Hemlines were just above the knee in 1961, and gradually climbed upward over the next few years. By 1966, some designs had the hem at the upper thigh. Stockings with suspenders (garters) were not considered practical with miniskirts and were replaced with coloured tights. The popular acceptance of miniskirts peaked in the "Swinging London" of the 1960s, and has continued to be commonplace, particularly among younger women and teenage girls. Before that time, short skirts were only seen in sport and dance clothing, such as skirts worn by female tennis players, figure skaters, cheerleaders, and dancers.

Russian writer Pavel Melnikov-Pechersky has noted numerous times in his ethnographic works about the 19th century Mordvin (Erzya and Moksha) people that their culture valued the beauty of female legs, and Mordvin women could wear short ponevas [ru] (a kind of traditional skirt).[11]

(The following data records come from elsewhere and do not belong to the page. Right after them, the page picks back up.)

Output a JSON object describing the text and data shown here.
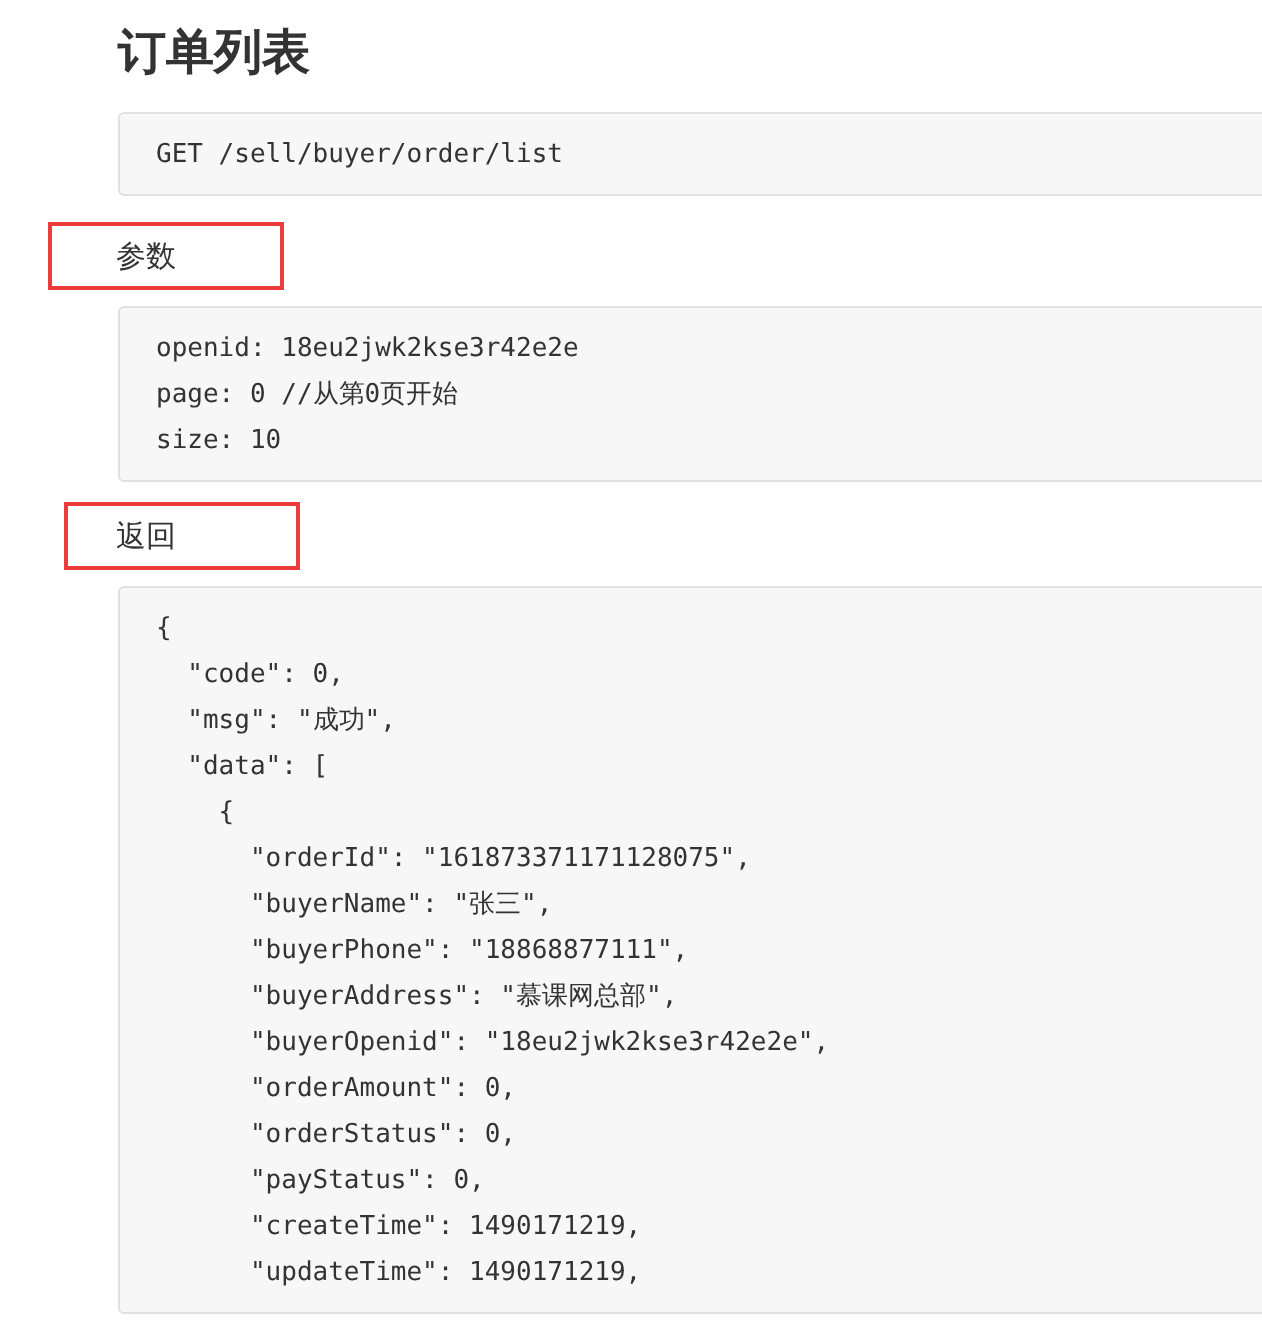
{
  "title": "订单列表",
  "endpoint": {
    "lines": [
      "GET /sell/buyer/order/list"
    ]
  },
  "sections": [
    {
      "heading": "参数",
      "code": {
        "lines": [
          "openid: 18eu2jwk2kse3r42e2e",
          "page: 0 //从第0页开始",
          "size: 10"
        ]
      }
    },
    {
      "heading": "返回",
      "code": {
        "lines": [
          "{",
          "  \"code\": 0,",
          "  \"msg\": \"成功\",",
          "  \"data\": [",
          "    {",
          "      \"orderId\": \"161873371171128075\",",
          "      \"buyerName\": \"张三\",",
          "      \"buyerPhone\": \"18868877111\",",
          "      \"buyerAddress\": \"慕课网总部\",",
          "      \"buyerOpenid\": \"18eu2jwk2kse3r42e2e\",",
          "      \"orderAmount\": 0,",
          "      \"orderStatus\": 0,",
          "      \"payStatus\": 0,",
          "      \"createTime\": 1490171219,",
          "      \"updateTime\": 1490171219,"
        ]
      }
    }
  ]
}
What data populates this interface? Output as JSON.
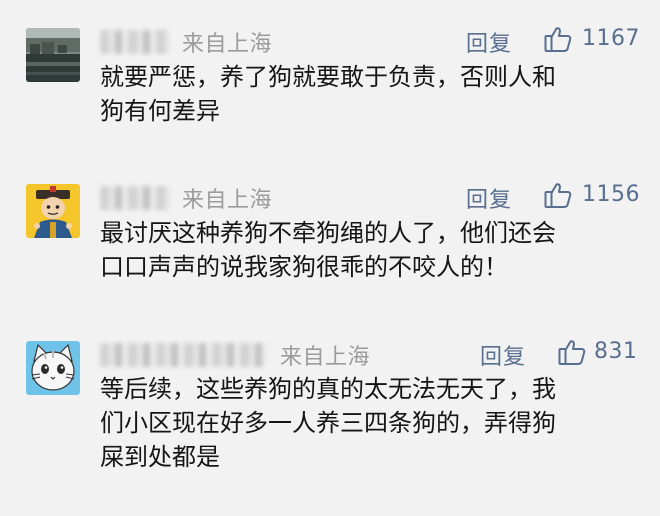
{
  "comments": [
    {
      "location": "来自上海",
      "reply_label": "回复",
      "like_count": "1167",
      "lines": [
        "就要严惩，养了狗就要敢于负责，否则人和",
        "狗有何差异"
      ]
    },
    {
      "location": "来自上海",
      "reply_label": "回复",
      "like_count": "1156",
      "lines": [
        "最讨厌这种养狗不牵狗绳的人了，他们还会",
        "口口声声的说我家狗很乖的不咬人的！"
      ]
    },
    {
      "location": "来自上海",
      "reply_label": "回复",
      "like_count": "831",
      "lines": [
        "等后续，这些养狗的真的太无法无天了，我",
        "们小区现在好多一人养三四条狗的，弄得狗",
        "屎到处都是"
      ]
    }
  ],
  "icons": {
    "like": "thumbs-up-icon",
    "avatar_1": "canal-town-photo",
    "avatar_2": "cartoon-emperor",
    "avatar_3": "cartoon-cat"
  },
  "colors": {
    "background": "#f2f2f2",
    "text": "#151515",
    "meta": "#9b9b9b",
    "action": "#586f8f"
  }
}
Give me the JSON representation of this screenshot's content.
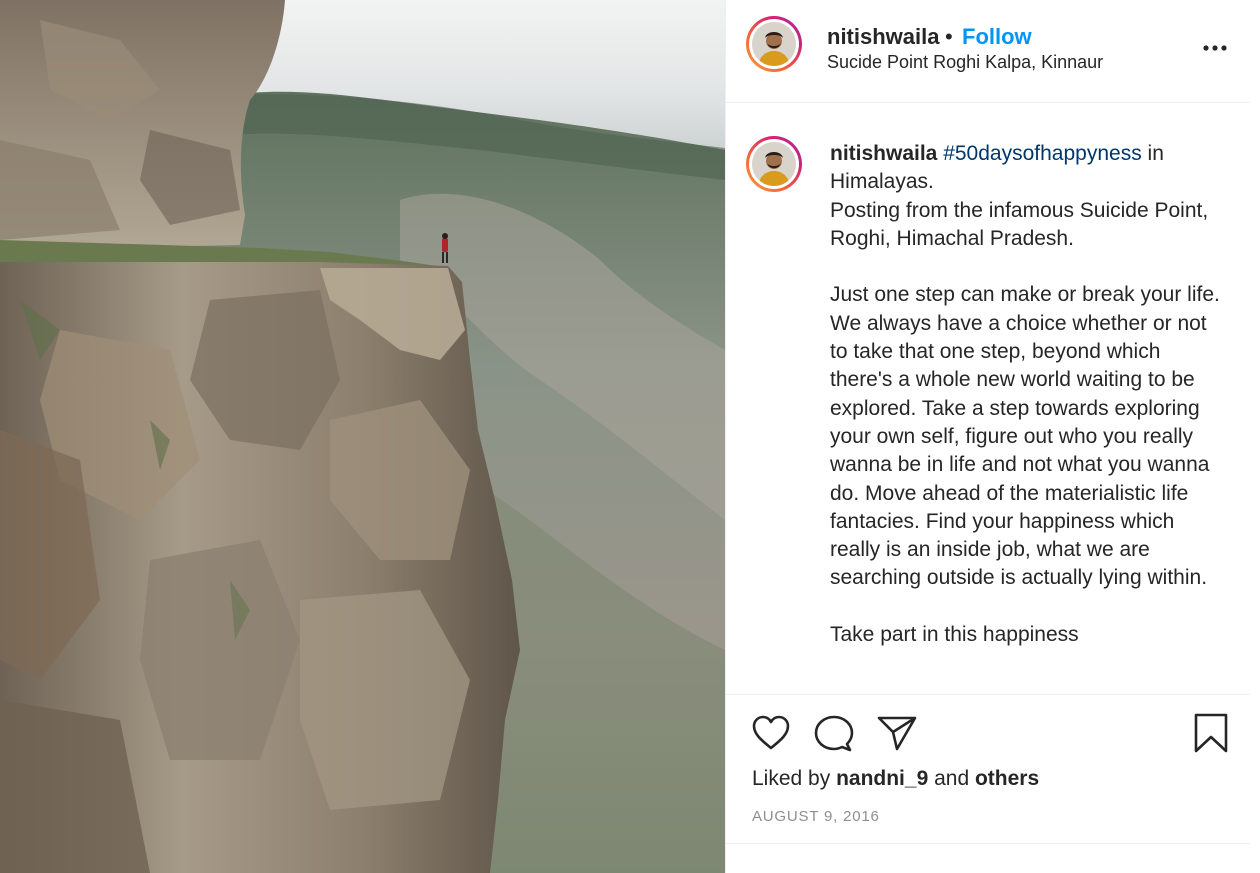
{
  "header": {
    "username": "nitishwaila",
    "separator": "•",
    "follow_label": "Follow",
    "location": "Sucide Point Roghi Kalpa, Kinnaur",
    "more_icon": "more-horizontal-icon"
  },
  "caption": {
    "username": "nitishwaila",
    "hashtag": "#50daysofhappyness",
    "text": " in Himalayas.\nPosting from the infamous Suicide Point, Roghi, Himachal Pradesh.\n\nJust one step can make or break your life. We always have a choice whether or not to take that one step, beyond which there's a whole new world waiting to be explored. Take a step towards exploring your own self, figure out who you really wanna be in life and not what you wanna do. Move ahead of the materialistic life fantacies. Find your happiness which really is an inside job, what we are searching outside is actually lying within.\n\nTake part in this happiness"
  },
  "actions": {
    "like_icon": "heart-icon",
    "comment_icon": "comment-icon",
    "share_icon": "paper-plane-icon",
    "save_icon": "bookmark-icon"
  },
  "likes": {
    "prefix": "Liked by ",
    "user": "nandni_9",
    "middle": " and ",
    "others": "others"
  },
  "date": "AUGUST 9, 2016",
  "colors": {
    "follow": "#0095f6",
    "hashtag": "#00376b",
    "text": "#262626",
    "muted": "#8e8e8e",
    "border": "#efefef"
  }
}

In 1922, skirts were shortened and could now reach the mid-shin rather than just the ankle.[12] The banana skirt worn by the dancer Josephine Baker for her mid-1920s performances in the Folies Bergère was subsequently likened to a miniskirt.[13][14] Prior to being censored in 1934, cartoon character Betty Boop also wore a short skirt.[15] In the 20th century until the 1960s, a woman could not wear skirts above her knees as part of her everyday clothing and still be socially accepted. Exceptions included stage performers or showgirls like Josephine Baker, athletes, and competitive dancers. During the 1950s, even the skirts of cheerleaders and many ballerinas fell to the calf. Women were taught to keep their knees covered, seat themselves in ways that kept the legs together, or maintain other postures to avoid being viewed as sexually promiscuous.[16] Nevertheless, miniskirts were beginning to emerge by this time. Two notable examples that showed miniskirts were the science fiction films Forbidden Planet and Flight to Mars.[17]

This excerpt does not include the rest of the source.